# it's over



## kiritia (Mar 10, 2013)

i discovered my partner of 10 years was having an affair 2 years ago. i tried so hard for a year for the sake of our 2 kids to make it work including going to counselling (he wouldnt) but i have finally decided i have had enough. they still communicate although the opportunity to see each other as often is no longer there. i have done my grieving for the relationship and it has taken me 12 months to decide that me and the kids are better off on our own. to my suprise he now wont move out!!!! he thinks i should just get over it. what can i do to help him understand that i no longer love or respect him and often feel anger when i look at him and although we are in seperate rooms feeling his presence in the house gets me down if he had a great relationship with the kids it might be different but he doesnt so i am really struggling to understand why he wont just go any advice would be greatly appreciated as i am now at the stage of getting lawyers involved which is an expence i can do without.......


----------



## Keepin-my-head-up (Jan 11, 2013)

Well, if he left the house then he would be guilty of abandonment.

Why not file for divorce?


----------



## kiritia (Mar 10, 2013)

thats the next step but i wanted us to try and sort out the division of assets before we rake up huge lawyers bills we dont have abandonment laws in nz it makes sense for him to move out me and the kids stay here and i give him a lump sum of money at least it makes sense to me!!!


----------



## EleGirl (Dec 3, 2011)

You cannot make him leave the home because it's his legal residence too. So the way to tell him that you are serious is to file for divorce and have him served.

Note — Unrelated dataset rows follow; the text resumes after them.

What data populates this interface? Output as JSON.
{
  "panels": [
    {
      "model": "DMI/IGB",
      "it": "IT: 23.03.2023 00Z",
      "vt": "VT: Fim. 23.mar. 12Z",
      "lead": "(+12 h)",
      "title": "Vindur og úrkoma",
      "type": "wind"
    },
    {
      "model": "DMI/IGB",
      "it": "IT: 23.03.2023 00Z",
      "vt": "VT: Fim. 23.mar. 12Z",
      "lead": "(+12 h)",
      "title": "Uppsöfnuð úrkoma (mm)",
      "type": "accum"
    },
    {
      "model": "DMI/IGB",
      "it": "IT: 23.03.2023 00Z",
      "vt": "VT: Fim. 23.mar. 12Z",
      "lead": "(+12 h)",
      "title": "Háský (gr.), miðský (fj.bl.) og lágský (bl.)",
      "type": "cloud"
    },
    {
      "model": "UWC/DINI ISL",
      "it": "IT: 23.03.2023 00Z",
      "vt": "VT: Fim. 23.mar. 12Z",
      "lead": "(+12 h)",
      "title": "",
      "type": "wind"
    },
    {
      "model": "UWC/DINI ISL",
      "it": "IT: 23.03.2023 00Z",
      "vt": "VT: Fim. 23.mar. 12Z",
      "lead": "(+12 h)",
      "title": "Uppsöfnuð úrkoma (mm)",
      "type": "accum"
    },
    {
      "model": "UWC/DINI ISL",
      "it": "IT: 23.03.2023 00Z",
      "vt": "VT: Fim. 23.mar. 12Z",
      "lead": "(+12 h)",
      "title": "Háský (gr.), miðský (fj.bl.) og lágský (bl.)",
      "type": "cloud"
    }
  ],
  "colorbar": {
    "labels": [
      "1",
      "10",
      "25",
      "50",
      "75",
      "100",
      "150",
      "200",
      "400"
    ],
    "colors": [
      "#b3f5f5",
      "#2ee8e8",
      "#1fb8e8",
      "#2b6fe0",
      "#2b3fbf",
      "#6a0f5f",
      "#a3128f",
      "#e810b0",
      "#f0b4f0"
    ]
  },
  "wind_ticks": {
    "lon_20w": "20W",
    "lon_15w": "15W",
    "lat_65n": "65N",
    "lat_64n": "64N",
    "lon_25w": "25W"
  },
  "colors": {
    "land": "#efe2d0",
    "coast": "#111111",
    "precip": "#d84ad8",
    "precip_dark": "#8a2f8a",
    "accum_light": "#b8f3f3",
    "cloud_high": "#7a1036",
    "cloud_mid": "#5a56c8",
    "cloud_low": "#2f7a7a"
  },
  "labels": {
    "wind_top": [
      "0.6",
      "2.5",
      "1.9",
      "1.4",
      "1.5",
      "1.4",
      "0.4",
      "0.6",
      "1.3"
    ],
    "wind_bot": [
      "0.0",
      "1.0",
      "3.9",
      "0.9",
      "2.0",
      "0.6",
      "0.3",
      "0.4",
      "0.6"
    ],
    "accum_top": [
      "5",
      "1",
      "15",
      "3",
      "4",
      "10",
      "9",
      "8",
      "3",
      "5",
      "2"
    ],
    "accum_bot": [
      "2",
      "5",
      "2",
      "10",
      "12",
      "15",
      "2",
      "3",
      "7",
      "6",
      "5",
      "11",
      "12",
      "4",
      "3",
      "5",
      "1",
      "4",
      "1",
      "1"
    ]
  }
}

Neither of you will have to leave the house until there is a court order for one of you to move out. That might not happen until the divorce is final.

Do you have a job outside the home?


----------



## EleGirl (Dec 3, 2011)

Ask an attorney what your rights are about having him move out.

Write up what you think is a fair settlement and give it to him. I'm not sure about things in NZ. But here in NM i could write up the entire divorce pakage and file it. He'd have 30 days to response if he did not agree with the porposed settlement. I would not need an attorney as the process is not all that complicated since we are not Bill Gates or even near that.

If you filed, he would then have to take it seriously.

Maybe if you give him the written up settlement you want and tell him he has 7 days to negotiate with you and if he does not you will force the issue with an attorney.


----------



## *LittleDeer* (Apr 19, 2012)

Elegirl, it's different in Australia and New Zealand, we cannot divorce or file untill we have been living a part for at least 1 year.


----------



## EleGirl (Dec 3, 2011)

*LittleDeer* said:


> Elegirl, it's different in Australia and New Zealand, we cannot divorce or file untill we have been living a part for at least 1 year.


Ah... I read on one post that an in-house separation can count if certain things are documented. Perhaps the OP can check with an attorney just in case? If a 1 year separation is required, maybe there is a way to force him out now. 


Or she will have to move out.


----------